The oppressive stern dictatorship of Mao Zedong came to an end with his death. The USSR became the more democratic Russian Federation. And China made a concerted effort to revise its image in the West, ultimately becoming its number one trading partner.
For three decades, the world has existed in relative harmony, with the major powers, at least, united in trade, travel, and commerce.
Today that worldwide harmony is coming to an end. To paraphrase Churchill, a Climate Curtain is descending between the countries of the world. There’s no doubt that the catalyst for this division of the nations has been the Conflict in Ukraine.
The collective West, principally the European Union and the United States, reacted to the Russian invasion of Ukraine by expelling Russia from the dominant world order in every way they could. First, by cutting Russia off from SWIFT, the chief financial settlement system. Then by boycotting Russian oil and gas sales. And finally, by the continued trade sanctions imposed against Russia. I believe the European Union has just instituted its tenth trade sanction.
Russia’s invasion of Ukraine has been the “Casus belli” (the occasion of war), which has provoked the actions of the Collective West. The collective West’s objective seemed designed to make Russia a pariah state. A country without allies and supporters.
However, it hasn’t worked out that way. While the European Union and the United States implemented stick sanctions against Russian Oil and gas imports, other countries, including China and India, have been happy to take up the slack. Much of the rest of the world tacitly supports, if not actively engages with Russia.

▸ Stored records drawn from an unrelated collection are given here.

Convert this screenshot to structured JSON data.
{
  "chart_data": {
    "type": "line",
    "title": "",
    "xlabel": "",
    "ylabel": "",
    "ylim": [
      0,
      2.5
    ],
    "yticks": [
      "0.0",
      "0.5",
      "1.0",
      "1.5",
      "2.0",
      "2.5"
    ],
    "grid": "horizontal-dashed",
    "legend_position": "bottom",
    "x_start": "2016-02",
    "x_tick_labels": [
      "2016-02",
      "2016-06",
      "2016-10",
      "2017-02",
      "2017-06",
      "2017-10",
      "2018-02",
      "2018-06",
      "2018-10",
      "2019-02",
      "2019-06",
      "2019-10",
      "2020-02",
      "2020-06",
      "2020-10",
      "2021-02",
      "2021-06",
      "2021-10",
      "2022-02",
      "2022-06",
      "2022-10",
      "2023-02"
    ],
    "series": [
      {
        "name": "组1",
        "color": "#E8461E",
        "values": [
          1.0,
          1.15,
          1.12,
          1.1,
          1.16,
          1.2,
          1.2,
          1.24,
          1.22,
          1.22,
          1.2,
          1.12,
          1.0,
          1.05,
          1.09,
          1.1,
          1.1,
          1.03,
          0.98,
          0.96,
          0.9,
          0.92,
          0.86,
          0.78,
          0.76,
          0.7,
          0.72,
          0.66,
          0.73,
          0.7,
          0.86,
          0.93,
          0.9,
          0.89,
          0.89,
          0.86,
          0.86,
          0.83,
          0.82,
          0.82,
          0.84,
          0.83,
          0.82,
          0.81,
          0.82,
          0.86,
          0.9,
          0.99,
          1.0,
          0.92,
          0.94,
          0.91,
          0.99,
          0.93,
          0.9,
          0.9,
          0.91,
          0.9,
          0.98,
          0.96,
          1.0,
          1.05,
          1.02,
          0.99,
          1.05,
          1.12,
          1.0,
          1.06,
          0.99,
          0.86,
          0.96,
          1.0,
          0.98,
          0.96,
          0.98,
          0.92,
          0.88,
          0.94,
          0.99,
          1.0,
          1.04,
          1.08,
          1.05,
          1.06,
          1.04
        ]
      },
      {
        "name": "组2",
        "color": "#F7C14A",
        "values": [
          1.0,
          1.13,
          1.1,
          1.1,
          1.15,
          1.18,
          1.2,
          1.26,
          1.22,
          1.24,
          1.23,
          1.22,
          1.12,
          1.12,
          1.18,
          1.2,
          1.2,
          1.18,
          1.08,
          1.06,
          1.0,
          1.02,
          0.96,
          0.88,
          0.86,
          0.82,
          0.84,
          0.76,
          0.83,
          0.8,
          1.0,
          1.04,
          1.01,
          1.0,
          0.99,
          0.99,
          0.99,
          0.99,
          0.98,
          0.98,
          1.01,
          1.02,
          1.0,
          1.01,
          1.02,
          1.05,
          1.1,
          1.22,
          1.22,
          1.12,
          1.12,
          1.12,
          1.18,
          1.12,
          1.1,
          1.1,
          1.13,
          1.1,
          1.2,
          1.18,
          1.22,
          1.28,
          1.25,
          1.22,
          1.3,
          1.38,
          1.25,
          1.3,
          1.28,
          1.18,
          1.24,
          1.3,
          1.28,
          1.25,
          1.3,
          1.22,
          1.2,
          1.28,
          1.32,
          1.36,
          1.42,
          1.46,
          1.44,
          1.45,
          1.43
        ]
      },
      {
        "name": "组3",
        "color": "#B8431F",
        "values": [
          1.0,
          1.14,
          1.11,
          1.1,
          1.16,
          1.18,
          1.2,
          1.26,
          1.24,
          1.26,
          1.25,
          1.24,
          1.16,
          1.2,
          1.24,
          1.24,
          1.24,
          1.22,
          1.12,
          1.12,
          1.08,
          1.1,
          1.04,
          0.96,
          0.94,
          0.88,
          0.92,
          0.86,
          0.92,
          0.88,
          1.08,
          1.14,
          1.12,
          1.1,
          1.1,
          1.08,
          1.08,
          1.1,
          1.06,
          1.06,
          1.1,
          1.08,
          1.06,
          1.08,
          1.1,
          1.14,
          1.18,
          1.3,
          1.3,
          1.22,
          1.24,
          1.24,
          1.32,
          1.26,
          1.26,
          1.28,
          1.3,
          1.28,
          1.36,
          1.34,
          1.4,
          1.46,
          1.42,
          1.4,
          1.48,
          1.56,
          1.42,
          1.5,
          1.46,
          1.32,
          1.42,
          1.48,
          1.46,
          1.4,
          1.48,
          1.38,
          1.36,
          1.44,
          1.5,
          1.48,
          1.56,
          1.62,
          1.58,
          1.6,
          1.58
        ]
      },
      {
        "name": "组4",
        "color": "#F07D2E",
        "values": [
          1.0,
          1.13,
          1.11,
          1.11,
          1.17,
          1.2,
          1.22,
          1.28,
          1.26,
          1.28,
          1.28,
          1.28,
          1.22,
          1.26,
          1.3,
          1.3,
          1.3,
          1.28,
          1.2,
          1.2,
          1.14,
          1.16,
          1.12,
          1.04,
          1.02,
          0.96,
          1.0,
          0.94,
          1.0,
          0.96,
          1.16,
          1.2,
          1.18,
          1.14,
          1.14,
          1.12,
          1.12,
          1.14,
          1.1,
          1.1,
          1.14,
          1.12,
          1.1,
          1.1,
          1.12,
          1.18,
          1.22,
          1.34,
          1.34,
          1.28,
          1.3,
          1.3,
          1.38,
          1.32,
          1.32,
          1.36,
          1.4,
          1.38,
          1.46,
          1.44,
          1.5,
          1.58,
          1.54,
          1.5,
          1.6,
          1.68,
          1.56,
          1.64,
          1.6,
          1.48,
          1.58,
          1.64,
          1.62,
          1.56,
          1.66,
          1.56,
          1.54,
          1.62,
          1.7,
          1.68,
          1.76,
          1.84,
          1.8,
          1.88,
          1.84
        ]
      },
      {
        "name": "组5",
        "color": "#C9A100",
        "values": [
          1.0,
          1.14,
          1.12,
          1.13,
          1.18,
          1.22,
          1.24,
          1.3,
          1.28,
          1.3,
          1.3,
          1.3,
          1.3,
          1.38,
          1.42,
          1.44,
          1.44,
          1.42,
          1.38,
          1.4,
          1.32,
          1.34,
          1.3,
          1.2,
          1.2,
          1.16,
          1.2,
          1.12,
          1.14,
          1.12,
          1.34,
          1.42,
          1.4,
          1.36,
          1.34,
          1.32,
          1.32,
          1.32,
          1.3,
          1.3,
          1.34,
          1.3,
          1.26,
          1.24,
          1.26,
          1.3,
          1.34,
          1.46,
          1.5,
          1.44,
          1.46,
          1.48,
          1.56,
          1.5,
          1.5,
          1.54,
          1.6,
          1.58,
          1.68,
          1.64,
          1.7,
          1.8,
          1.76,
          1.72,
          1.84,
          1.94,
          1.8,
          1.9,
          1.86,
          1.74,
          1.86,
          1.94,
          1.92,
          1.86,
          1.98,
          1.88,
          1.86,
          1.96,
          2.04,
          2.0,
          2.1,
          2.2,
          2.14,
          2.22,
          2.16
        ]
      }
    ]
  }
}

Additionally, China supported Russian international financial transactions with its Cross Border Interbank Payment System (CIPS), a complete replacement for the West’s SWIFT System, and Russia didn’t skip a beat.
As a leading member of the emerging BRICS Countries, initially formed as Brazil, Russia, India, China, and South Africa. These countries have all remained entirely loyal to Russia. And surprisingly, there are indications that several countries would like to ally themselves with the BRICS and, by extension, with Russia. Rumored to want to join BRICS are Iran, and several other mid-eastern states, possibly even Saudi Arabia.

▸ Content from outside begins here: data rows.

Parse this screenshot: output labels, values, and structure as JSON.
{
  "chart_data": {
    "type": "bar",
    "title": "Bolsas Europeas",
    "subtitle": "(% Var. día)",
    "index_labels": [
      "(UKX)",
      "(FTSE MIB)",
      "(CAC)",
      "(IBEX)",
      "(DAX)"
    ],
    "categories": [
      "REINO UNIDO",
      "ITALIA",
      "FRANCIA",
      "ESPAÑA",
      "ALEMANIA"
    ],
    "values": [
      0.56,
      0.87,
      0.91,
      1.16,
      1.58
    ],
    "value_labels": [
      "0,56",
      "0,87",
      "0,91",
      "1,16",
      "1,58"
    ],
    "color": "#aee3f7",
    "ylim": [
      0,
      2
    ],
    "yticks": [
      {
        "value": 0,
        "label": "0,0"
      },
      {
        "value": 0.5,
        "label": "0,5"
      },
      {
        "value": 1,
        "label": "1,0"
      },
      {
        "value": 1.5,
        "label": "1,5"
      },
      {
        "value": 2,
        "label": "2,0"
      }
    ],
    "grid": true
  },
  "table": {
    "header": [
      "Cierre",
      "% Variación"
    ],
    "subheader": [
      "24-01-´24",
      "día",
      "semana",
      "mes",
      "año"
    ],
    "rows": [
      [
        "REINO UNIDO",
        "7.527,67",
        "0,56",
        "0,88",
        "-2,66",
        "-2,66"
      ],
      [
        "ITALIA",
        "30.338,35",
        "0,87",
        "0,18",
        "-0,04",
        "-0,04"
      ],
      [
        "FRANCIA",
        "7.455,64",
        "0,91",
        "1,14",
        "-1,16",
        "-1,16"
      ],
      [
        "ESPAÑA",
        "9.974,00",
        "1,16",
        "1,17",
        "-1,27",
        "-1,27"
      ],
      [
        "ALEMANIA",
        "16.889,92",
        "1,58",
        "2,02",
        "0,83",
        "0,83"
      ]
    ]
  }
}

And as you go through this list of countries, something immediately stands out. They are countries united in their use of energy. Either they are major oil exporters, Russia, Iran, Brazil, and certainly Saudi Arabia. Or they are significant consumers of conventional fossil fuels, India and China. In one way or another, these nations rely on Oil and gas. Their economies can only function with fossil fuels.

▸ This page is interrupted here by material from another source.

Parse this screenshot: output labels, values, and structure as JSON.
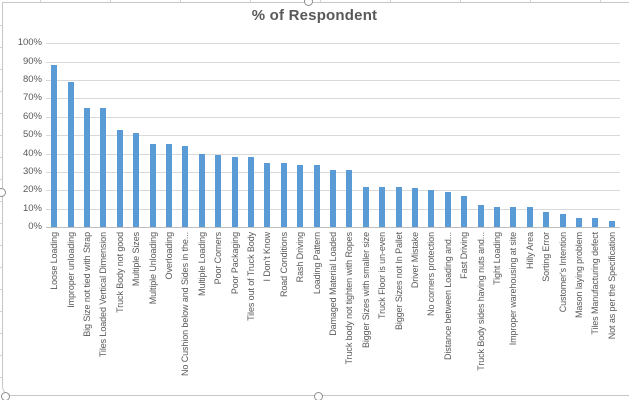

On the other hand, the collective West, particularly the European Union, is making great strides to remove fossil fuels as an energy source. In April 2021, the EU enacted its most recent legislation to reduce CO2 emissions by more than half by 2030. That legislation is aimed directly at the oil and gas industry. After all, wind, solar, and even nuclear power do not produce CO2. Burning fossil fuels produces CO2, and the EU is well on its way to outlawing that “pollution.”
Whether by circumstance or forethought, it’s dawning on the BRICS nations that the climate controls advocated by the Collective West are not compatible with their current economic structure. The Oil producing countries will struggle in a world that will consume only half of today’s current production levels.
And the world’s highest Oil consuming countries, India and China, have shown no interest in becoming pollution free. As difficult as that is for many in the West to understand.
For the BRICS countries, most of whom are struggling economically, it’s a matter of dollars and cents. They cannot afford the more expensive but climate-friendly alternatives that the West is now mandating.
Today a Climate Curtain is descending. On the one side will be the climate-conscious West. On the other side will be the fossil fuel using BRICS.
Just who is pulling this curtain down is uncertain. But we know that the BRICS have decided they won’t live in this new climate-sensitive world, while the Collective West is mandating that they must.